Jam Of The Day: Herbie Hancock’s I Thought It Was You.

Oceans of Soul

I have been neglecting my DJness these days – I bet ya’ll didn’t know I have that trick up my sleeve. Jam Of The Day was one of the early columns on the Lady Tiger blog and I’m bringing it back, starting with Uncle Herbie Hancock.

If want to put some hair on your soul chest then you’ve GOT to get down with Herbie Hancock. “I thought it was you” is so smooth that my legs automatically start shaving themselves every time I hear it. Throw your Nair in the air and get ready for a Disco Twirl because this is some smooth-tastic stuff.

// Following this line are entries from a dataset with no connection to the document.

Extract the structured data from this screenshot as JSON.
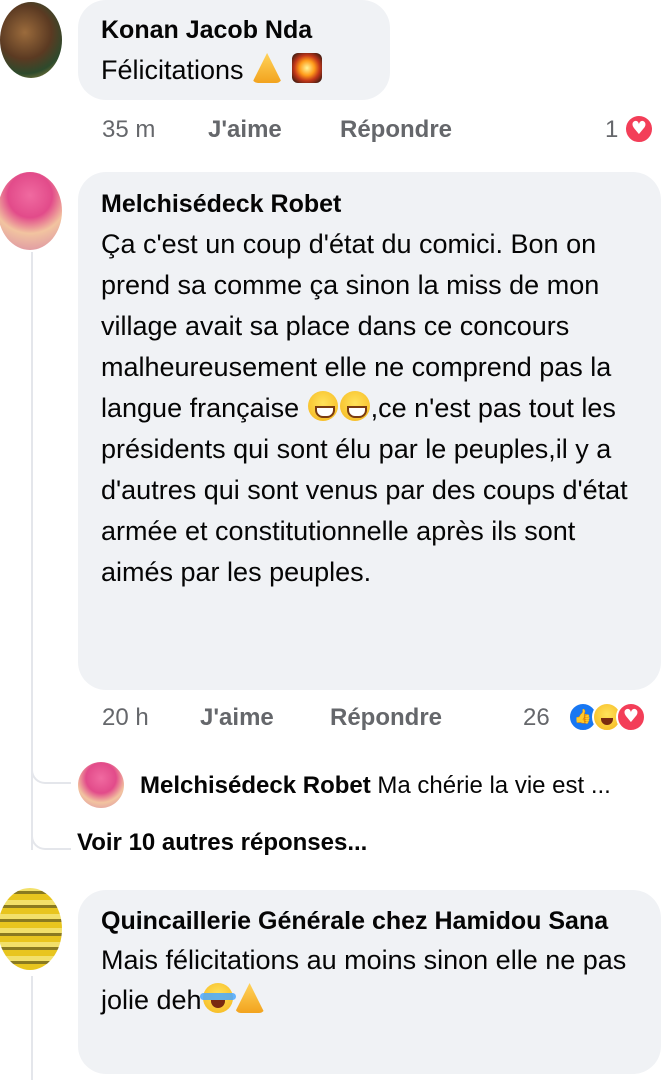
{
  "comments": [
    {
      "author": "Konan Jacob Nda",
      "text": "Félicitations",
      "emojis": [
        "folded-hands",
        "fireworks"
      ],
      "time": "35 m",
      "like_label": "J'aime",
      "reply_label": "Répondre",
      "reaction_count": "1",
      "reactions": [
        "heart"
      ]
    },
    {
      "author": "Melchisédeck Robet",
      "text_part1": "Ça c'est un coup d'état  du comici. Bon on prend sa comme ça sinon la miss de mon village avait sa place dans ce concours malheureusement elle ne comprend pas la langue française ",
      "text_part2": ",ce n'est pas tout les présidents qui sont élu par le peuples,il y a d'autres qui sont venus par des coups d'état armée et constitutionnelle après ils sont aimés par les peuples.",
      "emojis": [
        "grinning-face",
        "grinning-face"
      ],
      "time": "20 h",
      "like_label": "J'aime",
      "reply_label": "Répondre",
      "reaction_count": "26",
      "reactions": [
        "like",
        "haha",
        "heart"
      ],
      "reply_preview": {
        "author": "Melchisédeck Robet",
        "text": "Ma chérie la vie est ..."
      },
      "more_replies": "Voir 10 autres réponses..."
    },
    {
      "author": "Quincaillerie Générale chez Hamidou Sana",
      "text": "Mais félicitations au moins sinon elle ne pas jolie deh",
      "emojis": [
        "tears-of-joy",
        "folded-hands"
      ]
    }
  ],
  "colors": {
    "bubble": "#f0f2f5",
    "secondary_text": "#65676b",
    "thread_line": "#e4e6eb",
    "like_blue": "#1877f2",
    "heart_red": "#f33e58"
  }
}
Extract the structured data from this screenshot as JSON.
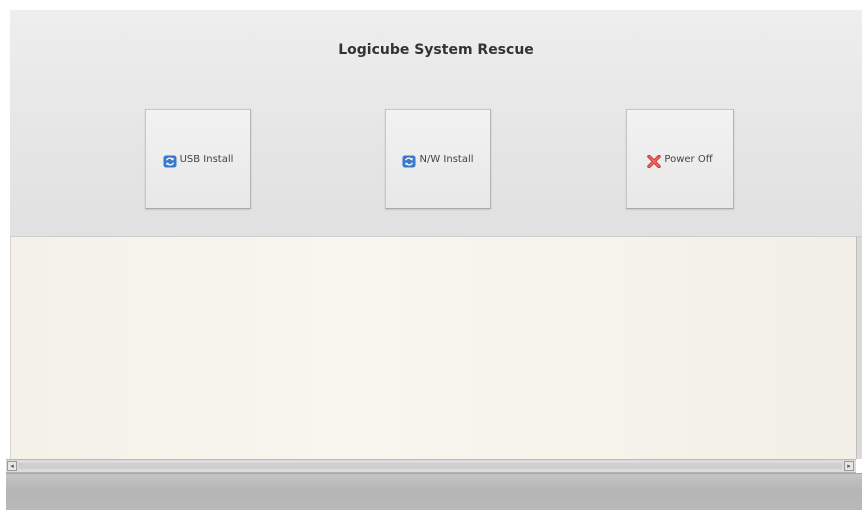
{
  "window": {
    "title": "Logicube System Rescue"
  },
  "buttons": {
    "usb_install": {
      "label": "USB Install",
      "icon": "refresh-icon"
    },
    "nw_install": {
      "label": "N/W Install",
      "icon": "refresh-icon"
    },
    "power_off": {
      "label": "Power Off",
      "icon": "close-x-icon"
    }
  },
  "scrollbar": {
    "left_arrow": "◂",
    "right_arrow": "▸"
  },
  "colors": {
    "refresh_icon": "#3a78c9",
    "power_icon": "#e0403a",
    "log_background": "#f5f3ea"
  }
}
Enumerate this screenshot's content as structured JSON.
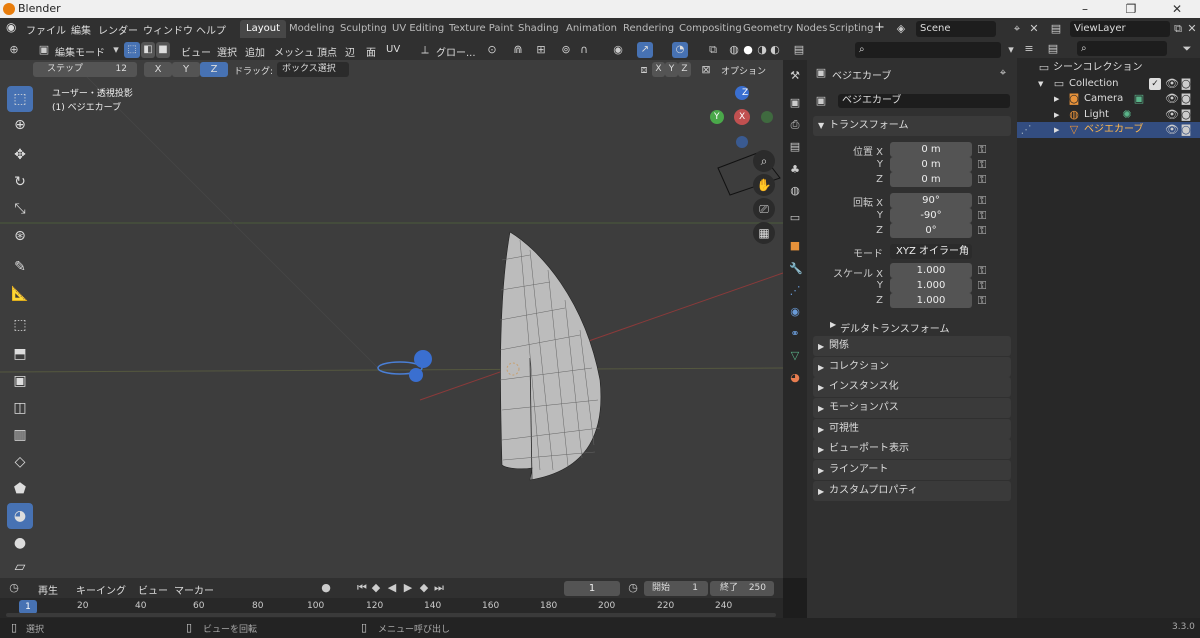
{
  "window": {
    "title": "Blender",
    "min_icon": "–",
    "max_icon": "❐",
    "close_icon": "✕"
  },
  "menubar": {
    "items": [
      "ファイル",
      "編集",
      "レンダー",
      "ウィンドウ",
      "ヘルプ"
    ],
    "workspaces": [
      "Layout",
      "Modeling",
      "Sculpting",
      "UV Editing",
      "Texture Paint",
      "Shading",
      "Animation",
      "Rendering",
      "Compositing",
      "Geometry Nodes",
      "Scripting"
    ],
    "active_workspace": "Layout",
    "add_workspace": "+",
    "scene": "Scene",
    "view_layer": "ViewLayer"
  },
  "viewport_header": {
    "mode": "編集モード",
    "menus": [
      "ビュー",
      "選択",
      "追加",
      "メッシュ",
      "頂点",
      "辺",
      "面",
      "UV"
    ],
    "transform_orientation": "グロー...",
    "step_label": "ステップ",
    "step_value": "12",
    "axes": [
      "X",
      "Y",
      "Z"
    ],
    "active_axis": "Z",
    "drag_label": "ドラッグ:",
    "drag_value": "ボックス選択",
    "options": "オプション",
    "mirror_axes": [
      "X",
      "Y",
      "Z"
    ]
  },
  "viewport": {
    "view_name": "ユーザー・透視投影",
    "object_name": "(1) ベジエカーブ",
    "gizmo": {
      "x": "X",
      "y": "Y",
      "z": "Z"
    }
  },
  "properties": {
    "object_name": "ベジエカーブ",
    "datablock": "ベジエカーブ",
    "transform_title": "トランスフォーム",
    "location_label": "位置",
    "rotation_label": "回転",
    "scale_label": "スケール",
    "axis_x": "X",
    "axis_y": "Y",
    "axis_z": "Z",
    "location": [
      "0 m",
      "0 m",
      "0 m"
    ],
    "rotation": [
      "90°",
      "-90°",
      "0°"
    ],
    "mode_label": "モード",
    "rotation_mode": "XYZ オイラー角",
    "scale": [
      "1.000",
      "1.000",
      "1.000"
    ],
    "delta_transform": "デルタトランスフォーム",
    "sections": [
      "関係",
      "コレクション",
      "インスタンス化",
      "モーションパス",
      "可視性",
      "ビューポート表示",
      "ラインアート",
      "カスタムプロパティ"
    ]
  },
  "outliner": {
    "root": "シーンコレクション",
    "collection": "Collection",
    "items": [
      "Camera",
      "Light",
      "ベジエカーブ"
    ],
    "selected": "ベジエカーブ"
  },
  "timeline": {
    "menus": [
      "再生",
      "キーイング",
      "ビュー",
      "マーカー"
    ],
    "current_frame": "1",
    "start_label": "開始",
    "start": "1",
    "end_label": "終了",
    "end": "250",
    "ticks": [
      "20",
      "40",
      "60",
      "80",
      "100",
      "120",
      "140",
      "160",
      "180",
      "200",
      "220",
      "240"
    ],
    "playhead": "1"
  },
  "statusbar": {
    "select": "選択",
    "rotate": "ビューを回転",
    "menu": "メニュー呼び出し",
    "version": "3.3.0"
  },
  "colors": {
    "accent": "#4772b3",
    "header": "#303030",
    "viewport": "#3d3d3d",
    "selected_row": "#334d80"
  }
}
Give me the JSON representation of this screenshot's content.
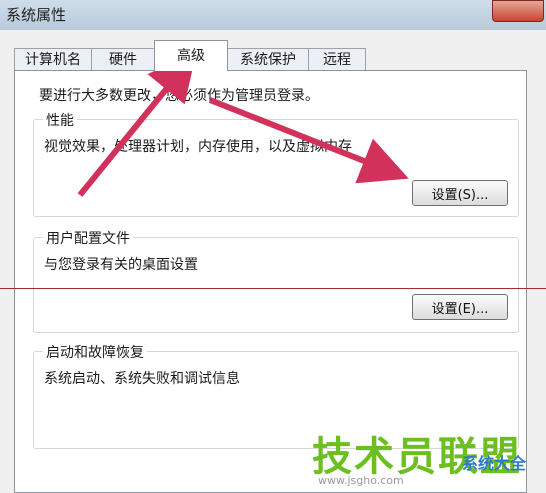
{
  "window": {
    "title": "系统属性"
  },
  "tabs": [
    {
      "label": "计算机名"
    },
    {
      "label": "硬件"
    },
    {
      "label": "高级"
    },
    {
      "label": "系统保护"
    },
    {
      "label": "远程"
    }
  ],
  "active_tab": "高级",
  "notice": "要进行大多数更改，您必须作为管理员登录。",
  "groups": {
    "performance": {
      "title": "性能",
      "desc": "视觉效果，处理器计划，内存使用，以及虚拟内存",
      "button": "设置(S)..."
    },
    "user_profiles": {
      "title": "用户配置文件",
      "desc": "与您登录有关的桌面设置",
      "button": "设置(E)..."
    },
    "startup_recovery": {
      "title": "启动和故障恢复",
      "desc": "系统启动、系统失败和调试信息"
    }
  },
  "watermark": {
    "brand": "技术员联盟",
    "url": "www.jsgho.com",
    "side": "系统大全"
  },
  "colors": {
    "arrow": "#d1315a",
    "divider": "#a52a2a",
    "watermark": "#6bbf1f"
  }
}
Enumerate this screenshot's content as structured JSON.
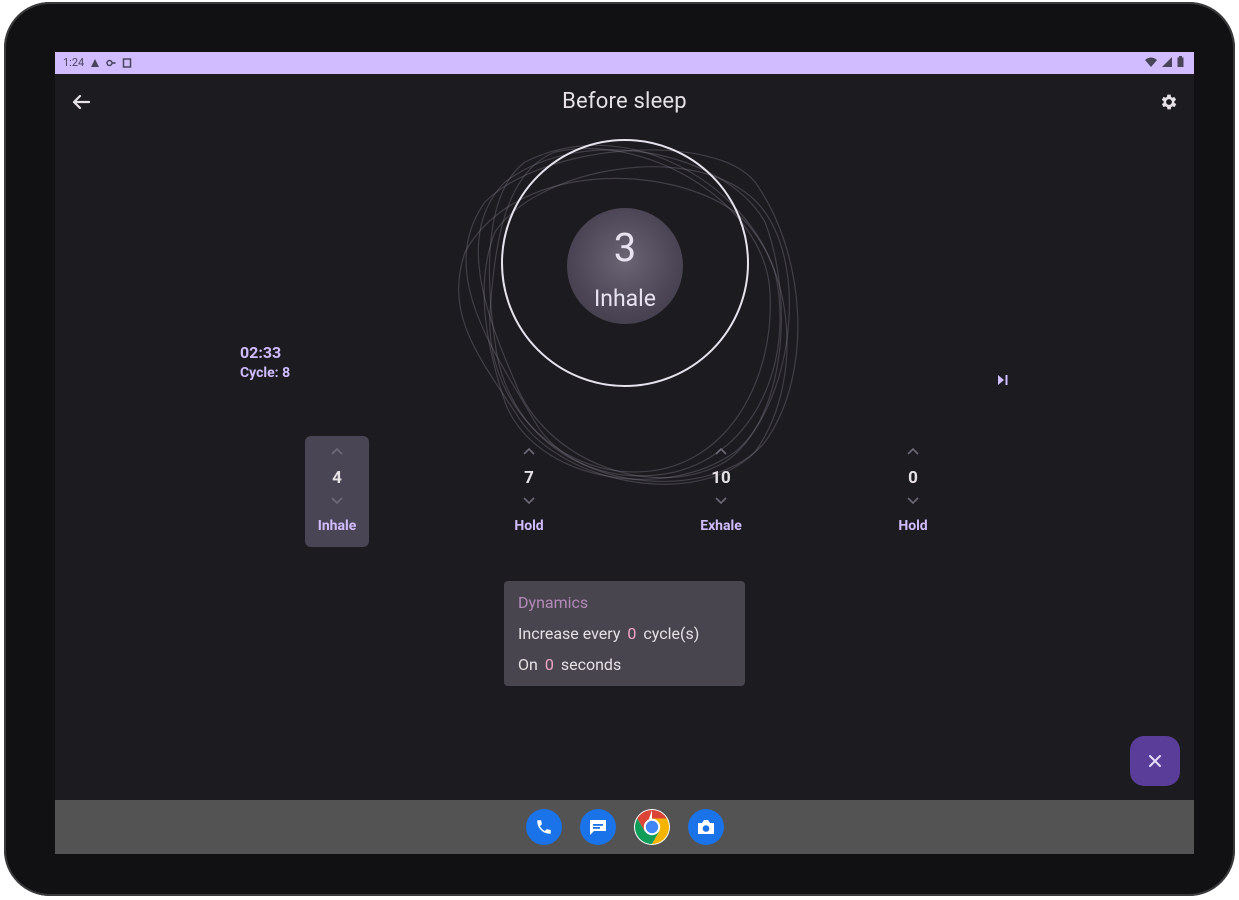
{
  "status_bar": {
    "time": "1:24"
  },
  "app_bar": {
    "title": "Before sleep"
  },
  "breath": {
    "count": "3",
    "phase": "Inhale"
  },
  "session": {
    "elapsed": "02:33",
    "cycle": "Cycle: 8"
  },
  "steps": [
    {
      "value": "4",
      "label": "Inhale",
      "active": true
    },
    {
      "value": "7",
      "label": "Hold",
      "active": false
    },
    {
      "value": "10",
      "label": "Exhale",
      "active": false
    },
    {
      "value": "0",
      "label": "Hold",
      "active": false
    }
  ],
  "dynamics": {
    "title": "Dynamics",
    "increase_prefix": "Increase every",
    "increase_value": "0",
    "increase_suffix": "cycle(s)",
    "on_prefix": "On",
    "on_value": "0",
    "on_suffix": "seconds"
  },
  "dock_icons": [
    "phone-icon",
    "messages-icon",
    "chrome-icon",
    "camera-icon"
  ],
  "colors": {
    "accent": "#d0bcff",
    "fab": "#5a3d98",
    "highlight": "#f2a7c8",
    "surface": "#1c1b1f"
  }
}
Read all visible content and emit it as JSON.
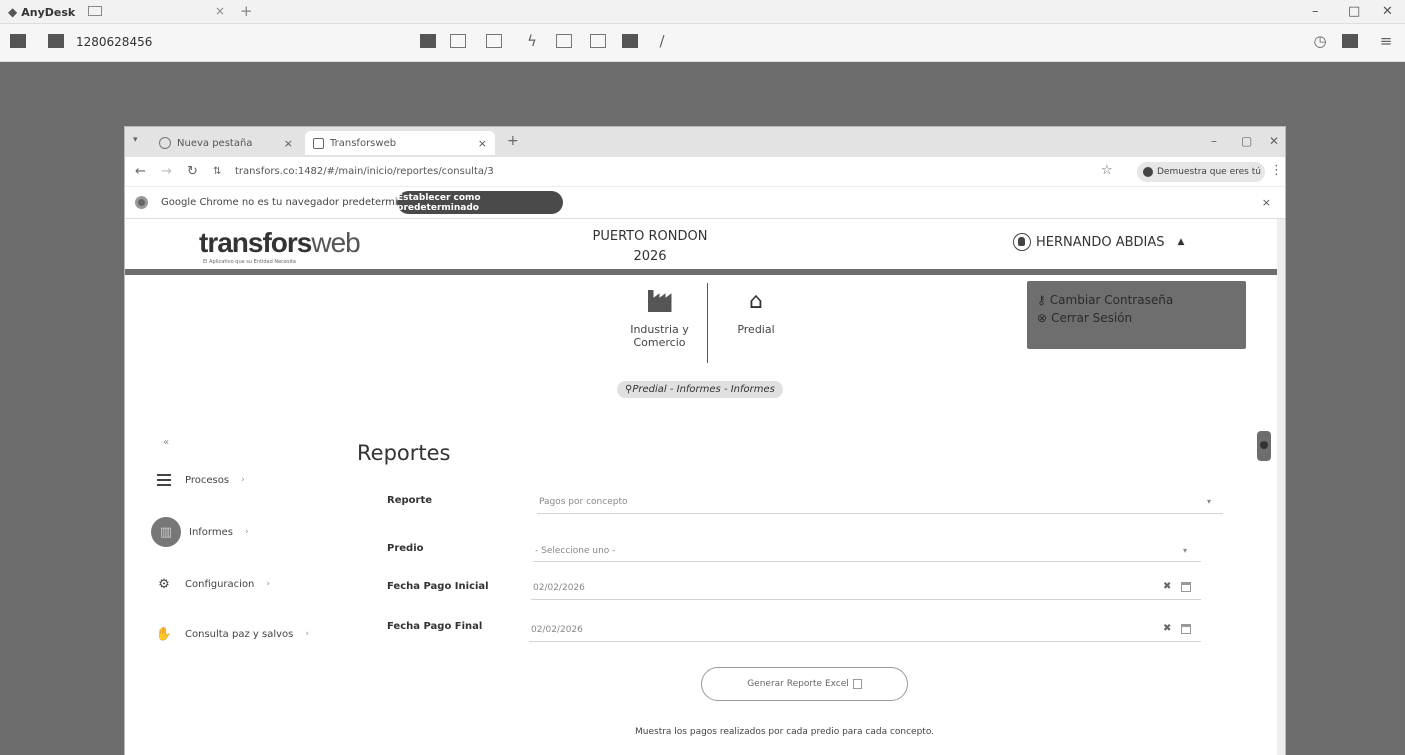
{
  "anydesk": {
    "app_name": "AnyDesk",
    "session_id": "1280628456",
    "window_controls": {
      "minimize": "–",
      "maximize": "□",
      "close": "✕"
    },
    "tab_close": "×",
    "tab_add": "+"
  },
  "browser": {
    "tabs": [
      {
        "label": "Nueva pestaña",
        "close": "×"
      },
      {
        "label": "Transforsweb",
        "close": "×"
      }
    ],
    "new_tab": "+",
    "url": "transfors.co:1482/#/main/inicio/reportes/consulta/3",
    "profile_label": "Demuestra que eres tú",
    "infobar": {
      "message": "Google Chrome no es tu navegador predeterminado",
      "button": "Establecer como predeterminado",
      "close": "×"
    }
  },
  "app": {
    "logo": {
      "brand": "transfors",
      "suffix": "web",
      "tagline": "El Aplicativo que su Entidad Necesita"
    },
    "municipality": "PUERTO RONDON",
    "year": "2026",
    "user": {
      "name": "HERNANDO ABDIAS",
      "caret": "▲"
    },
    "user_menu": [
      {
        "icon": "key-icon",
        "label": "Cambiar Contraseña"
      },
      {
        "icon": "logout-icon",
        "label": "Cerrar Sesión"
      }
    ],
    "modules": [
      {
        "label_line1": "Industria y",
        "label_line2": "Comercio",
        "icon": "factory-icon"
      },
      {
        "label_line1": "Predial",
        "icon": "home-icon"
      }
    ],
    "breadcrumb": "Predial - Informes - Informes",
    "sidebar": {
      "toggle": "«",
      "items": [
        {
          "label": "Procesos",
          "icon": "list-icon"
        },
        {
          "label": "Informes",
          "icon": "chart-icon"
        },
        {
          "label": "Configuracion",
          "icon": "gears-icon"
        },
        {
          "label": "Consulta paz y salvos",
          "icon": "thumbs-up-icon"
        }
      ]
    },
    "form": {
      "title": "Reportes",
      "reporte": {
        "label": "Reporte",
        "value": "Pagos por concepto"
      },
      "predio": {
        "label": "Predio",
        "placeholder": "- Seleccione uno -"
      },
      "fecha_inicial": {
        "label": "Fecha Pago Inicial",
        "value": "02/02/2026"
      },
      "fecha_final": {
        "label": "Fecha Pago Final",
        "value": "02/02/2026"
      },
      "generate_button": "Generar Reporte Excel",
      "description": "Muestra los pagos realizados por cada predio para cada concepto."
    }
  }
}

Herbie Hancock is a Chicago-born child prodigy who began playing the piano at age 7. By 11, he was performing Mozart’s Piano Concerto No.5 with the Chicago Symphony. He attended the Manhattan School of Music in New York where he met and joined Miles Davis’ quartet in 1963. Davis sought Hancock out personally because he was thought of as the most promising talents in jazz.

You know when Miles Davis comes for you – you’ve got a trick or two up your electronic piano.

Hancock is most for known for winning as many music awards as anyonewhosstillalivefromthe1970’s. But that’s trifles compared to the composition of this masterpiece:

Okay, he didn’t REALLY compose the theme song for Fat Albert but I’ll use any excuse to play that song. He did compose a soundtrack for the Fat Albert and Cosby Kids called Fat Albert Rotunda.

Hancock’s soul with slap you in the face so get ready to get real when you hit the play switch on this one boys and girls. It’s like a tropical breeze in the 70’s combined with a decadent, rhyth-mack-tic, soul-driving sizzle. Can you smell the burn? If so, it’s Herbie (or maybe because you’ve kept the hair-removal cream on too long).